Re: [PATCH v2 00/13] Dynamic Kernel Stacks
From: David Stevens
Date: Fri Apr 24 2026 - 18:49:54 EST
On Fri, Apr 24, 2026 at 3:21 PM Dave Hansen <dave.hansen@xxxxxxxxx> wrote:
> On 4/24/26 14:35, Pasha Tatashin wrote:
> > On 04-24 12:41, Dave Hansen wrote:
> >> On 4/24/26 12:14, David Stevens wrote:
> >>> The question is then: is this approach something that is fundamentally
> >>> untenable in the kernel
> >> Yes. Fundamentally untenable.
> >>
> >> Not allowing stack faults has been a wonderful simplification. It's one
> >> of those things that just plain makes the kernel easier to maintain.

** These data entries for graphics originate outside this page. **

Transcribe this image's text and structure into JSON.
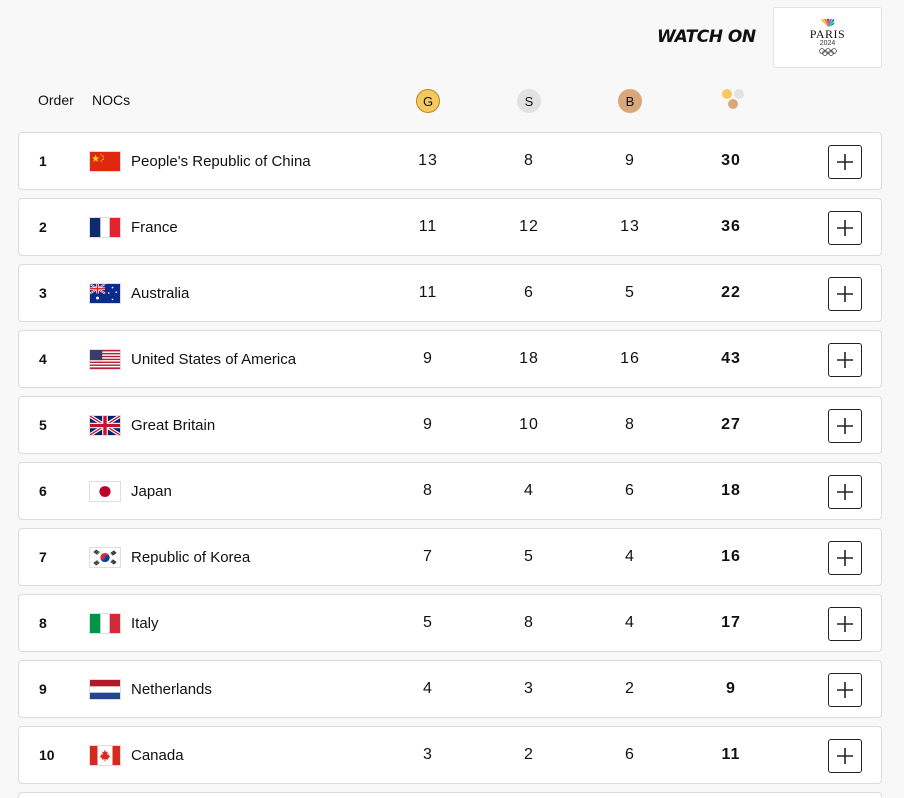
{
  "watch": {
    "label": "WATCH ON",
    "logo_word": "PARIS",
    "logo_year": "2024"
  },
  "header": {
    "order": "Order",
    "nocs": "NOCs",
    "gold": "G",
    "silver": "S",
    "bronze": "B",
    "total_icon": "medals-total-icon"
  },
  "colors": {
    "gold": "#f5c960",
    "silver": "#e2e2e2",
    "bronze": "#d9a77a"
  },
  "rows": [
    {
      "rank": "1",
      "flag": "china-flag",
      "name": "People's Republic of China",
      "gold": "13",
      "silver": "8",
      "bronze": "9",
      "total": "30"
    },
    {
      "rank": "2",
      "flag": "france-flag",
      "name": "France",
      "gold": "11",
      "silver": "12",
      "bronze": "13",
      "total": "36"
    },
    {
      "rank": "3",
      "flag": "australia-flag",
      "name": "Australia",
      "gold": "11",
      "silver": "6",
      "bronze": "5",
      "total": "22"
    },
    {
      "rank": "4",
      "flag": "usa-flag",
      "name": "United States of America",
      "gold": "9",
      "silver": "18",
      "bronze": "16",
      "total": "43"
    },
    {
      "rank": "5",
      "flag": "great-britain-flag",
      "name": "Great Britain",
      "gold": "9",
      "silver": "10",
      "bronze": "8",
      "total": "27"
    },
    {
      "rank": "6",
      "flag": "japan-flag",
      "name": "Japan",
      "gold": "8",
      "silver": "4",
      "bronze": "6",
      "total": "18"
    },
    {
      "rank": "7",
      "flag": "korea-flag",
      "name": "Republic of Korea",
      "gold": "7",
      "silver": "5",
      "bronze": "4",
      "total": "16"
    },
    {
      "rank": "8",
      "flag": "italy-flag",
      "name": "Italy",
      "gold": "5",
      "silver": "8",
      "bronze": "4",
      "total": "17"
    },
    {
      "rank": "9",
      "flag": "netherlands-flag",
      "name": "Netherlands",
      "gold": "4",
      "silver": "3",
      "bronze": "2",
      "total": "9"
    },
    {
      "rank": "10",
      "flag": "canada-flag",
      "name": "Canada",
      "gold": "3",
      "silver": "2",
      "bronze": "6",
      "total": "11"
    }
  ],
  "expand_icon": "plus-icon"
}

> >> Saving low single digits of system memory is not exactly making me eager
> >> to go back to the harder-to-maintain days.
> >>
> >> I seriously doubt that this 1% is the lowest hanging fruit for memory
> >> bloat on these systems. 😉
> > This true until, in a fleet of millions of machines, you encounter a
> > one-in-a-billion chance of a stack overflow. You are then forced to
> > double the statically allocated kernel stacks on every machine, paying a
> > memory tax even though 99.999..% of threads never exceed 4K. This
> > overhead accumulates to petabytes of wasted capacity.
>
> I don't disagree with you. But, at that point, you're picking your
> poison: bugs dynamic kernel stacks versus crashes from stack overflows.
>
> At some point, I might be able to be talked into dynamic stack as a
> FRED-only feature. But FRED isn't widespread enough to go to the trouble
> today. I'm sure the folks who want this also don't want to wait until
> all the devices in the field have FRED because that even *longer* off.
Why does this need to be FRED only? True, the lack of reentrancy with
IST stacks complicates a few situations. That adds some complexity
beyond what's needed for FRED-only support, but the additional
complexity doesn't really seem like a hard blocker, at least if we
accept the complexity of kernel stack faults for FRED.